| ||||
|
STEF
Sette anni fa, Torino è diventata la capitale del ducato dei Savoia e possiamo
dire che è una città all’avanguardia, sia per la struttura urbanistica, sia
per la razionalità delle soluzioni adottate. La trasformazione artistica già
iniziata in precedenza prosegue ora con Vittorio Amedeo II, che ha affiancato
all’urbanista di corte Benedetto Alfieri, il modenese Guarino Guarini e il
messinese Filippo Juvarra, che oggi abbiamo con noi in studio. Maestro, perché dicono che lei è un
“tradizionalista rivoluzionario”? LUCIO
Forse perché i miei lavori spaziano su tutto il campo
dell’architettura, senza limitazioni.

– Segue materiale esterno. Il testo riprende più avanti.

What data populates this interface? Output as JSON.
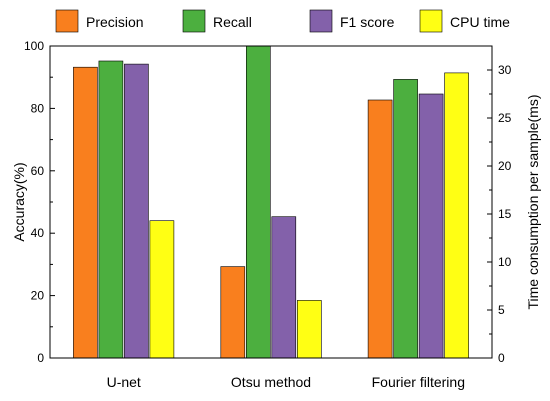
{
  "chart_data": {
    "type": "bar",
    "categories": [
      "U-net",
      "Otsu method",
      "Fourier filtering"
    ],
    "series": [
      {
        "name": "Precision",
        "axis": "left",
        "color": "#f97f1e",
        "values": [
          93.2,
          29.3,
          82.7
        ]
      },
      {
        "name": "Recall",
        "axis": "left",
        "color": "#4caf3f",
        "values": [
          95.2,
          100,
          89.3
        ]
      },
      {
        "name": "F1 score",
        "axis": "left",
        "color": "#8361aa",
        "values": [
          94.2,
          45.3,
          84.6
        ]
      },
      {
        "name": "CPU time",
        "axis": "right",
        "color": "#ffff14",
        "values": [
          14.3,
          6.0,
          29.7
        ]
      }
    ],
    "ylabel": "Accuracy(%)",
    "y2label": "Time consumption per sample(ms)",
    "ylim": [
      0,
      100
    ],
    "y2lim": [
      0,
      32.5
    ],
    "yticks": [
      0,
      20,
      40,
      60,
      80,
      100
    ],
    "y2ticks": [
      0,
      5,
      10,
      15,
      20,
      25,
      30
    ],
    "legend_position": "top",
    "grid": false
  }
}
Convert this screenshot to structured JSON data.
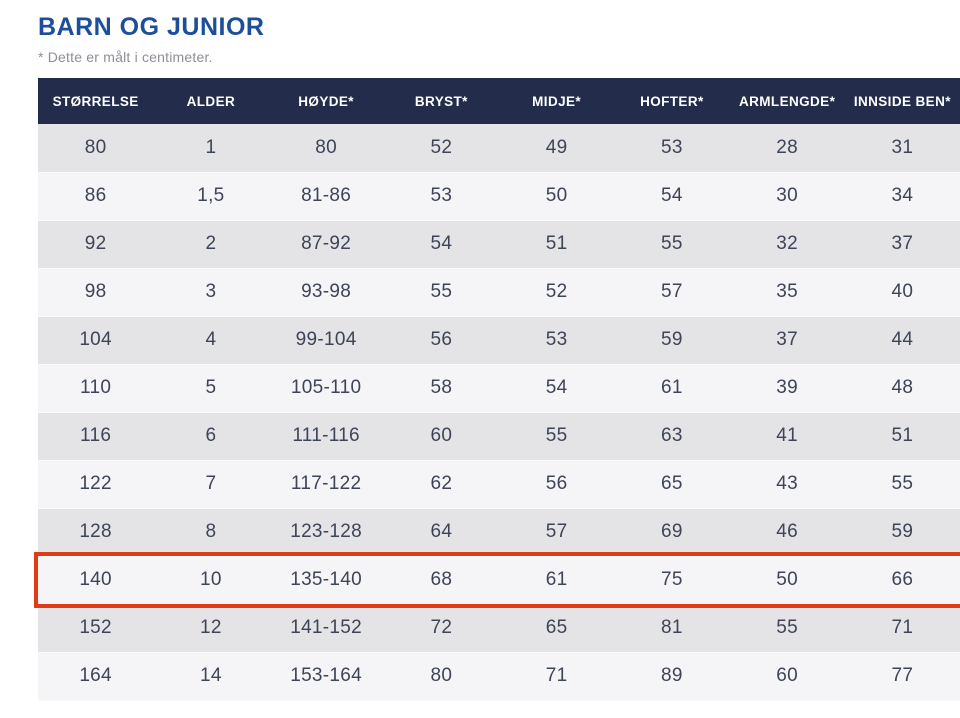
{
  "page": {
    "title": "BARN OG JUNIOR",
    "note": "* Dette er målt i centimeter."
  },
  "table": {
    "columns": [
      "STØRRELSE",
      "ALDER",
      "HØYDE*",
      "BRYST*",
      "MIDJE*",
      "HOFTER*",
      "ARMLENGDE*",
      "INNSIDE BEN*"
    ],
    "rows": [
      [
        "80",
        "1",
        "80",
        "52",
        "49",
        "53",
        "28",
        "31"
      ],
      [
        "86",
        "1,5",
        "81-86",
        "53",
        "50",
        "54",
        "30",
        "34"
      ],
      [
        "92",
        "2",
        "87-92",
        "54",
        "51",
        "55",
        "32",
        "37"
      ],
      [
        "98",
        "3",
        "93-98",
        "55",
        "52",
        "57",
        "35",
        "40"
      ],
      [
        "104",
        "4",
        "99-104",
        "56",
        "53",
        "59",
        "37",
        "44"
      ],
      [
        "110",
        "5",
        "105-110",
        "58",
        "54",
        "61",
        "39",
        "48"
      ],
      [
        "116",
        "6",
        "111-116",
        "60",
        "55",
        "63",
        "41",
        "51"
      ],
      [
        "122",
        "7",
        "117-122",
        "62",
        "56",
        "65",
        "43",
        "55"
      ],
      [
        "128",
        "8",
        "123-128",
        "64",
        "57",
        "69",
        "46",
        "59"
      ],
      [
        "140",
        "10",
        "135-140",
        "68",
        "61",
        "75",
        "50",
        "66"
      ],
      [
        "152",
        "12",
        "141-152",
        "72",
        "65",
        "81",
        "55",
        "71"
      ],
      [
        "164",
        "14",
        "153-164",
        "80",
        "71",
        "89",
        "60",
        "77"
      ]
    ],
    "highlighted_row_index": 9
  },
  "colors": {
    "title": "#1d4e9b",
    "header_bg": "#232d4b",
    "header_text": "#ffffff",
    "row_odd": "#e4e4e6",
    "row_even": "#f5f5f7",
    "cell_text": "#3e4457",
    "note_text": "#8e8e99",
    "highlight_border": "#e03a17"
  }
}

Per farle un esempio, la Basilica di
Superga, la cui edificazione su una collina di Torino è iniziata a partire dal
1715, è una grande chiesa a pianta centrale, sormontata da una cupola con
lanterna e fiancheggiata da due campanili simmetrici. Ebbene, di questa basilica
qualcuno ha detto che in un solo edificio sono stati combinati due tipi di
struttura a cupola: quello che si richiama al Pantheon di Roma e quello a croce
greca. STEF Sono
tanti anni che lei lavora a Torino? LUCIO Ho
ricevuto la nomina di architetto ducale il 15 dicembre del 1714 e da allora ho
costruito a Torino un po’ di tutto: chiese, palazzi, quartieri militari,
palazzine di caccia, ma anche mobili, lampade e altri oggetti piccoli e grandi.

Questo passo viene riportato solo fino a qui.